As a back up to these manoeuvers, Algerian diplomats positioned in the United States try to lure American leaders by appealing offers on the Algerian market, although these offers have long been ignored by major Western industrial groups for security reasons. The United States is no exception, since its trade with Algeria has plummeted in recent years, from $24 billion in 2012 to $7 billion in 2015.
“What we are asking the United States for is how to ensure that US companies have their share of the opportunities offered by Algeria.” The crystal clear message was addressed by Algeria’s ambassador to Washington, Madjid Bougherra, in a statement published by Washington-based website Al-Monitor.
Through these tempting offers, Algerian diplomats hope to see Washington back the Algerian regime’s positions on what it describes as sensitive issues, such as the Western Sahara issue.
Ambassador Bougherra has even brandished the threat of an armed conflict in the region. He urged the UN, and by extension the United States, which openly supports Morocco, to “reconstitute its mission in Western Sahara, expelled by Morocco last March, if it wants to avoid an armed conflict.”
In its showdown with its Moroccan neighbor over the Western Sahara, Algeria has been relying, during the past decade, on the services of the lobbying firm Foley Hoag, said Al-Monitor adding that these services have cost the Algerian taxpayer the sum of $420,000 during the year 2015.
Algerian diplomats based in the United States are also trying to heal the blow they were dealt after the US House of Representatives included in the 2017 appropriation bill a provision calling on Algeria to allow a census of the refugees in the Tindouf camps on Algerian soil. The provision triggered “deep disappointment and concern” in the corridors of power in Algeria.

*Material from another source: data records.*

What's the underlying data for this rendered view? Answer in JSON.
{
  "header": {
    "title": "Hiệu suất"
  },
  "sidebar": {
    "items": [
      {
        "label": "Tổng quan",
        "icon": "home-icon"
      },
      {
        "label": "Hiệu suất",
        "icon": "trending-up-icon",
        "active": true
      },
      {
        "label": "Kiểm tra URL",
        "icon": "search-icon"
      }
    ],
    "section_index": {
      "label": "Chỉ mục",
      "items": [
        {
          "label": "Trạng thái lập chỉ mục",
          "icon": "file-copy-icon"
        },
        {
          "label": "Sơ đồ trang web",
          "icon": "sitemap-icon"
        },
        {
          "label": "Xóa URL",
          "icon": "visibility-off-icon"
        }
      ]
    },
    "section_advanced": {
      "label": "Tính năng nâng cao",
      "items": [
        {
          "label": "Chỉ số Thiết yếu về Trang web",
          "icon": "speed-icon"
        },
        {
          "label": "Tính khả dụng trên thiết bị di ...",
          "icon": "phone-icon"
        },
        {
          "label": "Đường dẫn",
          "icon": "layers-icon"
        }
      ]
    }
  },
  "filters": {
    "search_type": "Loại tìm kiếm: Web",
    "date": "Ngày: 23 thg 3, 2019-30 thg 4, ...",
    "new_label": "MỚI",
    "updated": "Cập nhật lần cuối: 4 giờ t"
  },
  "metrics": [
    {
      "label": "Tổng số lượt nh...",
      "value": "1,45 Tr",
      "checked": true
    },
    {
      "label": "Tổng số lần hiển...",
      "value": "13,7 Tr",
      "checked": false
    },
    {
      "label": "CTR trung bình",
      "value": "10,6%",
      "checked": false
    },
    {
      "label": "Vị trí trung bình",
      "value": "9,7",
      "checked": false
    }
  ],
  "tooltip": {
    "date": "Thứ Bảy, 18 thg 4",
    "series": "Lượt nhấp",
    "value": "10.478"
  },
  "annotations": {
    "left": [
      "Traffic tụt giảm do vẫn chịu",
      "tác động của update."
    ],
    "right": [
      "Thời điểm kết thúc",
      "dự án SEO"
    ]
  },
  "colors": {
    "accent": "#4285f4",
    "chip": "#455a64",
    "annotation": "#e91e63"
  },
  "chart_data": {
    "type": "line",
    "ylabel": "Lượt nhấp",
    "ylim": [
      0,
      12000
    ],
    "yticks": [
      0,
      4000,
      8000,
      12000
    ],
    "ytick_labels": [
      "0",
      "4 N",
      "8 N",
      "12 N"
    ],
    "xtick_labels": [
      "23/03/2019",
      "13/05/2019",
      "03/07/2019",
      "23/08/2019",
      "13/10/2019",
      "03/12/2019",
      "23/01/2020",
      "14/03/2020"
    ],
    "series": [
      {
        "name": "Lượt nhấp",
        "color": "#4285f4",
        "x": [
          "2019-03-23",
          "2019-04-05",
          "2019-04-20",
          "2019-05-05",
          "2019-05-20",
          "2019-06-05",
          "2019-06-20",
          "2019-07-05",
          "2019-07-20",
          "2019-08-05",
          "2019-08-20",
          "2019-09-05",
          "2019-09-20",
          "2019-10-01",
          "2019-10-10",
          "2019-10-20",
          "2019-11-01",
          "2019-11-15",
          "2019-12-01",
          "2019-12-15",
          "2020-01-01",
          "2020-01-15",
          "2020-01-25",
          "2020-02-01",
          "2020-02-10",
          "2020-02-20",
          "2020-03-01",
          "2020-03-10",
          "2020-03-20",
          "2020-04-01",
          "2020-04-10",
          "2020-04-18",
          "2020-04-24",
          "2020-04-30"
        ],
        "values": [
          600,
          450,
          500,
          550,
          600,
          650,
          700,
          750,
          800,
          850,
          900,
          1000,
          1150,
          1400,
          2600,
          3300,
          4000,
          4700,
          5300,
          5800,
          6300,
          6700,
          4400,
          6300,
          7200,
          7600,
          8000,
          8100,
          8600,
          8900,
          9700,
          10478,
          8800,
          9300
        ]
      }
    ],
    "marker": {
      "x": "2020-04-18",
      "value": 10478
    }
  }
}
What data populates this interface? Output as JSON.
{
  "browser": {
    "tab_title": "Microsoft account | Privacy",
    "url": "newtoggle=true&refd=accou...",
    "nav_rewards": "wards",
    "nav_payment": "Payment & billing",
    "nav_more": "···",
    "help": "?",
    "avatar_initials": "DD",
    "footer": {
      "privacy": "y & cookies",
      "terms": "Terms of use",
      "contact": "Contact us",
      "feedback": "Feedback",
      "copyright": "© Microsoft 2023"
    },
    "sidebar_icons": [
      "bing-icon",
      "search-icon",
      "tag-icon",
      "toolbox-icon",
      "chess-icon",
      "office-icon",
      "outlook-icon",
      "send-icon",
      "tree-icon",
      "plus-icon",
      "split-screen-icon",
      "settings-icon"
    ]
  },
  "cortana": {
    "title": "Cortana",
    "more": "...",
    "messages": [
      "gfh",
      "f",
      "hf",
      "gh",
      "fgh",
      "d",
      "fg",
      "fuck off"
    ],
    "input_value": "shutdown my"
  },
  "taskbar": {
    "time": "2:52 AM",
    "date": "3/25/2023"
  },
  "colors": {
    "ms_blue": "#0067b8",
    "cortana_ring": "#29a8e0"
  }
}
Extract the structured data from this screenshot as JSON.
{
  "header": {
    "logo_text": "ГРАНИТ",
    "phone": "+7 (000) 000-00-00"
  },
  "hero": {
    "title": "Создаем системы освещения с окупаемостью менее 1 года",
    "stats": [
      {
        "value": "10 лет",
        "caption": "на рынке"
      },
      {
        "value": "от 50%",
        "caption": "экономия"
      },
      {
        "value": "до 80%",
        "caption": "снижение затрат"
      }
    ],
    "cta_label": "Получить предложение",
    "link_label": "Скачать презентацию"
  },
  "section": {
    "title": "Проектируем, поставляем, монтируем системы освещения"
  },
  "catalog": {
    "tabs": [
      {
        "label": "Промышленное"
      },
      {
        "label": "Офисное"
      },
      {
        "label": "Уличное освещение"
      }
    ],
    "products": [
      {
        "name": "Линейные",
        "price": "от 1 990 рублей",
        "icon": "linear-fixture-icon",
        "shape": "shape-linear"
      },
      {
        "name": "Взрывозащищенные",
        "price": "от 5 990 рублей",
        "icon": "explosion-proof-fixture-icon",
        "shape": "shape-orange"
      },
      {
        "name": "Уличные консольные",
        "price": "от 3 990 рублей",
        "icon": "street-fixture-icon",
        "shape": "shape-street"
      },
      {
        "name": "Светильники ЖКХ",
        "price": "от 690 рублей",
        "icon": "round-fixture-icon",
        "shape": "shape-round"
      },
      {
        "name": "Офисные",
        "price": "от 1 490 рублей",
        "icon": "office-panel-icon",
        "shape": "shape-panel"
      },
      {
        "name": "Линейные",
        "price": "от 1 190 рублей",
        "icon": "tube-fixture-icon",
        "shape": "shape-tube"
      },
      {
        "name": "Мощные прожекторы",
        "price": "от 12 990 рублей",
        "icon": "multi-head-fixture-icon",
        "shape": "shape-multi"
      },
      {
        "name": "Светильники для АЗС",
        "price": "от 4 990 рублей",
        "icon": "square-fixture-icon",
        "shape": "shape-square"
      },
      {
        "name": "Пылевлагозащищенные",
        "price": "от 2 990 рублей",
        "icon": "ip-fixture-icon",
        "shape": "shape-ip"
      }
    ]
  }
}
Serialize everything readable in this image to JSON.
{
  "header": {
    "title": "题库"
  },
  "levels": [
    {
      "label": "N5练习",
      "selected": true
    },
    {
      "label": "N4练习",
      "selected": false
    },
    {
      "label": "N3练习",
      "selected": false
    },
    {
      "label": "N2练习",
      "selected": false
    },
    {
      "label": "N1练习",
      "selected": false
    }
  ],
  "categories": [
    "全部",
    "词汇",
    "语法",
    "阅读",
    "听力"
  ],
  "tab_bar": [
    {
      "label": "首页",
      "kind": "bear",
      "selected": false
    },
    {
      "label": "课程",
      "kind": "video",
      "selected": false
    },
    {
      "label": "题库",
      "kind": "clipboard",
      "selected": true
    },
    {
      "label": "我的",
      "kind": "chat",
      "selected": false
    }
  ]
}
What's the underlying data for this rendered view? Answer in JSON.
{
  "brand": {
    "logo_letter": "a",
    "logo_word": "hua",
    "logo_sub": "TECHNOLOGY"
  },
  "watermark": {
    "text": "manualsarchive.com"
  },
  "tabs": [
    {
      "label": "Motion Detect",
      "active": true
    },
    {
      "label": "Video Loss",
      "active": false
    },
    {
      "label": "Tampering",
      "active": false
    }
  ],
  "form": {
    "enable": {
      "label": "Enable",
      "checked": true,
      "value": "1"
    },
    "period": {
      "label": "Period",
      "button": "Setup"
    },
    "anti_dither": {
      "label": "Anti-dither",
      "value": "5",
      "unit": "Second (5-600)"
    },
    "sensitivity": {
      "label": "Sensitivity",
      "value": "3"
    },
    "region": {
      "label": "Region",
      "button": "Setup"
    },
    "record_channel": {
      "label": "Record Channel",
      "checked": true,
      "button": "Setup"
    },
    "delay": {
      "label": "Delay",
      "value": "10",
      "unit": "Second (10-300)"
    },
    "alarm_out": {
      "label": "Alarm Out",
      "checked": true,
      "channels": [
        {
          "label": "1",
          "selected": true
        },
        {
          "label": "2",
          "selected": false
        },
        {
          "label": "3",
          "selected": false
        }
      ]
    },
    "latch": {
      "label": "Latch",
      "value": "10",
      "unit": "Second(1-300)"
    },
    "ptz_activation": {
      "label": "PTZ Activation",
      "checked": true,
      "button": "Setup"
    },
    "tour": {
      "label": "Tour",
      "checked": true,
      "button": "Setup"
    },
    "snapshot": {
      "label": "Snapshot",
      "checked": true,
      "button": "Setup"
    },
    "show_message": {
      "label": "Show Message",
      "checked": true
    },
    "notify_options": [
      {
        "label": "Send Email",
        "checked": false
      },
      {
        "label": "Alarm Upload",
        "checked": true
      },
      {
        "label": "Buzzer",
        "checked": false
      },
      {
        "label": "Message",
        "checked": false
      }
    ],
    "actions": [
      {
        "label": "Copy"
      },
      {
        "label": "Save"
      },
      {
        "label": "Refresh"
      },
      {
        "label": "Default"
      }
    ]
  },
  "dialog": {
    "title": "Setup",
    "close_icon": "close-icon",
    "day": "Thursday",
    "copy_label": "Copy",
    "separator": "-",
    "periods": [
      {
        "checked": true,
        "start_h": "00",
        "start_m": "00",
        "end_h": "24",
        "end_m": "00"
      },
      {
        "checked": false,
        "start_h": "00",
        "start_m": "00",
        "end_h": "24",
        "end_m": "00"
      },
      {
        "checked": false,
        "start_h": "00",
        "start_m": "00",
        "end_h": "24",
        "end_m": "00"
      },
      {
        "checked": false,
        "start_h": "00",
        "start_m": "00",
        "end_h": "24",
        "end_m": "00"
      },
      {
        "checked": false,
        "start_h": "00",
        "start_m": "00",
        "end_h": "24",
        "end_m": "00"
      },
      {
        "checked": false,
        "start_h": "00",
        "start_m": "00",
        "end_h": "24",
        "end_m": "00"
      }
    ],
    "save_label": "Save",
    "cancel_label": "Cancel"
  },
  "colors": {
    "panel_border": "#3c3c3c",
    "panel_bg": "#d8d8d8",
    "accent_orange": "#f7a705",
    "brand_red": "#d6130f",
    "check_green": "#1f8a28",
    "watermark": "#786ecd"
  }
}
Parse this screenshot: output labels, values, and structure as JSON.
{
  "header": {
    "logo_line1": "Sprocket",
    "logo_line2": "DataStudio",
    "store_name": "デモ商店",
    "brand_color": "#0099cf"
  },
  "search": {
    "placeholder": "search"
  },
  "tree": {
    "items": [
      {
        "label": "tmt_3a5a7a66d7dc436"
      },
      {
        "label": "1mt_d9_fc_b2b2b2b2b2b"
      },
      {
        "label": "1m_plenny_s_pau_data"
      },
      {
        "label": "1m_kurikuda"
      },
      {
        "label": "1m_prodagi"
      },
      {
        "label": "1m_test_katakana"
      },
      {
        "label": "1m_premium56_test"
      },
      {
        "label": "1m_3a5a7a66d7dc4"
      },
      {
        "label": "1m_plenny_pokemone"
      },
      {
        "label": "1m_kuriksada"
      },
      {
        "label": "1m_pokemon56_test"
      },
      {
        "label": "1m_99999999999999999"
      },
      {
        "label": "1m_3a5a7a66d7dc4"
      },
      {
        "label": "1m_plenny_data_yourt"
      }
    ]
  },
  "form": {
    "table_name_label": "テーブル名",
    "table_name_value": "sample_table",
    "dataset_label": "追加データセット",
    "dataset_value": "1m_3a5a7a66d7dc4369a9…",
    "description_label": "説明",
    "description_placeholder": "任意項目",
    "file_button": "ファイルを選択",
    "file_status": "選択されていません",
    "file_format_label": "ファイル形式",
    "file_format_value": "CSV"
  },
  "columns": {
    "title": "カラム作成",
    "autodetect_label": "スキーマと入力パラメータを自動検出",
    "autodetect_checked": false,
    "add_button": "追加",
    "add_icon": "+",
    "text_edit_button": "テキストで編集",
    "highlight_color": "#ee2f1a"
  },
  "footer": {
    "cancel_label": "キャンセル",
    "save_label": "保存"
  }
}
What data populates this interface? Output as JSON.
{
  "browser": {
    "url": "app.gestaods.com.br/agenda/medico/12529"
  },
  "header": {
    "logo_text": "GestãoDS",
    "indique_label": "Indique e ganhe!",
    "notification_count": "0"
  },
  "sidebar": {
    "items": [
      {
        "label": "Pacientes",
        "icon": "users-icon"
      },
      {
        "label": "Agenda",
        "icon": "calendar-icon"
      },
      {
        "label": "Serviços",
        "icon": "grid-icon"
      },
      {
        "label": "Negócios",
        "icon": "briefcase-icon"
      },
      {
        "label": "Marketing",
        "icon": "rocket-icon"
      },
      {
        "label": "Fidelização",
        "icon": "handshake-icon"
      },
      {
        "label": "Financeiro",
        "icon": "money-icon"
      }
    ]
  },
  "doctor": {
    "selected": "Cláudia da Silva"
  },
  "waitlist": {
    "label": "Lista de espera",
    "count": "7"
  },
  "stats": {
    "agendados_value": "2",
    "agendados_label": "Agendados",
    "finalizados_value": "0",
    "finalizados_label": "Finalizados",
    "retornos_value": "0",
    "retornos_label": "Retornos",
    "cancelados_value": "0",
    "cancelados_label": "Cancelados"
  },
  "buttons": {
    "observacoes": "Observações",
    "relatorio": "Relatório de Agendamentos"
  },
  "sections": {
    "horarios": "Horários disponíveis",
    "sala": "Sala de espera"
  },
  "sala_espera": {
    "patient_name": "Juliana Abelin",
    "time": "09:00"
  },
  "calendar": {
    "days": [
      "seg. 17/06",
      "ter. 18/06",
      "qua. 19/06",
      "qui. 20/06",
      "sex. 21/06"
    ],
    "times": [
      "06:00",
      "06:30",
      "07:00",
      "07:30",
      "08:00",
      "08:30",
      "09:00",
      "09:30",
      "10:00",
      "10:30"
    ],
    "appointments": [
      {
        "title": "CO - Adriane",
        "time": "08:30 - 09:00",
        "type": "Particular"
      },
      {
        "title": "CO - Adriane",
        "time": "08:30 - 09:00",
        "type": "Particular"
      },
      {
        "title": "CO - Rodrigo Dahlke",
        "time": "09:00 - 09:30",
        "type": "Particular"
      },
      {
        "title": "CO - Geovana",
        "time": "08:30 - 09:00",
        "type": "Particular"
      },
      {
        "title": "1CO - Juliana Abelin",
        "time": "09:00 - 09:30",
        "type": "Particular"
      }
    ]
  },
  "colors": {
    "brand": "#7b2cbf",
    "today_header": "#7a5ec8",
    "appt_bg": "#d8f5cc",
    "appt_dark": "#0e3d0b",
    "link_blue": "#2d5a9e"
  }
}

The rulers of Algiers are also angered by the fact that their country has been classified since 2011 by the United States on the black list of countries practicing human trafficking. According to an annual report of the US Department of State, Algeria is ranked in tier 3, listing the countries which do not meet international standards and which do not make “significant efforts” in the fight against modern slavery.
And the rulers of Algiers, instead of putting their own house in order, spare no effort to destabilize Morocco and amputate its Sahara.